There’s a pleasant sort of anxiety about the last week of summer vacation. We made plans to do every single fun thing we’ve talked about doing all summer long! All in one week! At the moment, of course, the boys are watching dumb cartoons, and I’m sitting in front of the computer writing about cake. (Did you ever see the Simpsons when Homer thinks he’s going to die, and he promises that if he’s allowed to live he’ll never ever waste another moment of his life? He lives, and the credits play out to the sounds of Homer watching bowling on the TV. It’s like that.) But we did go for a walk in the woods. The far far away woods. It was a big adventure. The weather was crisp and perfect, and the boys turned the walk into a search for efts and salamanders. There was a scoring system! Points were awarded! Four points for a red eft, and I can’t really remember the others. Well! The woods were teeming with efts! Generally we’re lucky to see one or two, and we saw hundreds of the tiny, unbelievably beautiful chinese-red, green-spotted, soft-skinned, dog-like, sweet-fingered little creatures. I went ahead at Clio’s pace, and stood to wait for the salamander searchers. The light was dappled and shifting. If you tried to take a picture of a boy glowing in a pool of sunshine, you couldn’t, because he’d walk into the shade and then the sun and then the shade again. The light ran over the moss and rocks and leaves like water, swirling with the shadows of branches far overhead, branches moved by a wind that felt like autumn. The earth was soft with dead leaves, which had been packed down year after year after year, and left the ground under our feet feeling hollow and sweetly, whisperingly resonant. I looked back at my three boys, bent over a stone or log that they’d moved, just for a moment. They ran their fingers through soft decaying wood and soil, wet and rich and fragrant. They bowed their heads together over outstretched hands, and David held their palms towards him as if he could read their future. They replaced the rocks and logs to their place of quiet, slow decay, and they ran to catch me up, nearly knocking me over with the force of their hugs. And so goes another summer, and I wonder what it feels like for the efts when they know that winter is coming. Do they remember their watery birth? Do they have dreams of their return to the water when the time is right?

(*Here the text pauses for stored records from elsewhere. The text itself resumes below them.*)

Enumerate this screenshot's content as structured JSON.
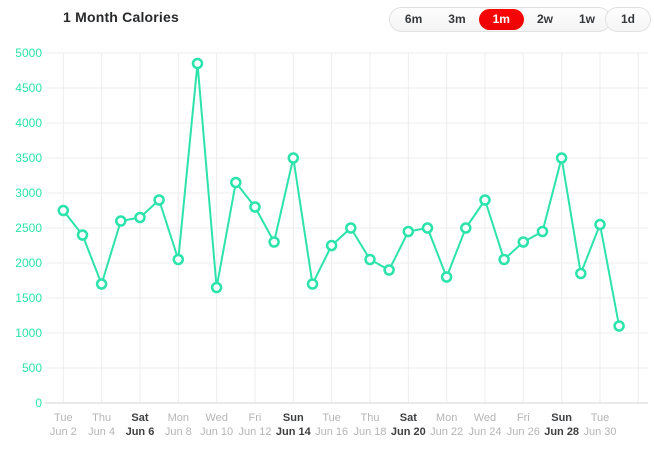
{
  "header": {
    "title": "1 Month Calories",
    "range_buttons": [
      {
        "label": "6m",
        "selected": false
      },
      {
        "label": "3m",
        "selected": false
      },
      {
        "label": "1m",
        "selected": true
      },
      {
        "label": "2w",
        "selected": false
      },
      {
        "label": "1w",
        "selected": false
      }
    ],
    "day_button": {
      "label": "1d",
      "selected": false
    }
  },
  "colors": {
    "accent_teal": "#2be3ab",
    "selected_red": "#f50506",
    "grid": "#ededed",
    "baseline": "#d6d6d6",
    "tick_gray": "#b5b5b5",
    "tick_dark": "#3e3f41",
    "title_dark": "#27292b"
  },
  "chart_data": {
    "type": "line",
    "title": "1 Month Calories",
    "ylabel": "",
    "xlabel": "",
    "ylim": [
      0,
      5000
    ],
    "y_ticks": [
      0,
      500,
      1000,
      1500,
      2000,
      2500,
      3000,
      3500,
      4000,
      4500,
      5000
    ],
    "grid": true,
    "marker": "circle-open",
    "x": [
      "Jun 2",
      "Jun 3",
      "Jun 4",
      "Jun 5",
      "Jun 6",
      "Jun 7",
      "Jun 8",
      "Jun 9",
      "Jun 10",
      "Jun 11",
      "Jun 12",
      "Jun 13",
      "Jun 14",
      "Jun 15",
      "Jun 16",
      "Jun 17",
      "Jun 18",
      "Jun 19",
      "Jun 20",
      "Jun 21",
      "Jun 22",
      "Jun 23",
      "Jun 24",
      "Jun 25",
      "Jun 26",
      "Jun 27",
      "Jun 28",
      "Jun 29",
      "Jun 30",
      "Jul 1"
    ],
    "values": [
      2750,
      2400,
      1700,
      2600,
      2650,
      2900,
      2050,
      4850,
      1650,
      3150,
      2800,
      2300,
      3500,
      1700,
      2250,
      2500,
      2050,
      1900,
      2450,
      2500,
      1800,
      2500,
      2900,
      2050,
      2300,
      2450,
      3500,
      1850,
      2550,
      1100
    ],
    "x_tick_labels": [
      {
        "day": "Tue",
        "date": "Jun 2",
        "bold": false
      },
      {
        "day": "Thu",
        "date": "Jun 4",
        "bold": false
      },
      {
        "day": "Sat",
        "date": "Jun 6",
        "bold": true
      },
      {
        "day": "Mon",
        "date": "Jun 8",
        "bold": false
      },
      {
        "day": "Wed",
        "date": "Jun 10",
        "bold": false
      },
      {
        "day": "Fri",
        "date": "Jun 12",
        "bold": false
      },
      {
        "day": "Sun",
        "date": "Jun 14",
        "bold": true
      },
      {
        "day": "Tue",
        "date": "Jun 16",
        "bold": false
      },
      {
        "day": "Thu",
        "date": "Jun 18",
        "bold": false
      },
      {
        "day": "Sat",
        "date": "Jun 20",
        "bold": true
      },
      {
        "day": "Mon",
        "date": "Jun 22",
        "bold": false
      },
      {
        "day": "Wed",
        "date": "Jun 24",
        "bold": false
      },
      {
        "day": "Fri",
        "date": "Jun 26",
        "bold": false
      },
      {
        "day": "Sun",
        "date": "Jun 28",
        "bold": true
      },
      {
        "day": "Tue",
        "date": "Jun 30",
        "bold": false
      }
    ],
    "legend": []
  }
}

I made this cake for a back-to-school luncheon for the teachers. And, of course, I made one for us, too, just to be sure it was edible. It’s a French-style cake, quite simple, but very tasty with hazelnuts and chocolate. I made it almost all in a food processor, except for the egg white-beating, which I did by hand. It’s a simple cake…but flavorful and pleasing. Like soft, intensely flavored brownies, maybe. Very easy to make, and very tasty with coffee in the morning, tea in the afternoon or wine after dinner, like all good-hearted cakes.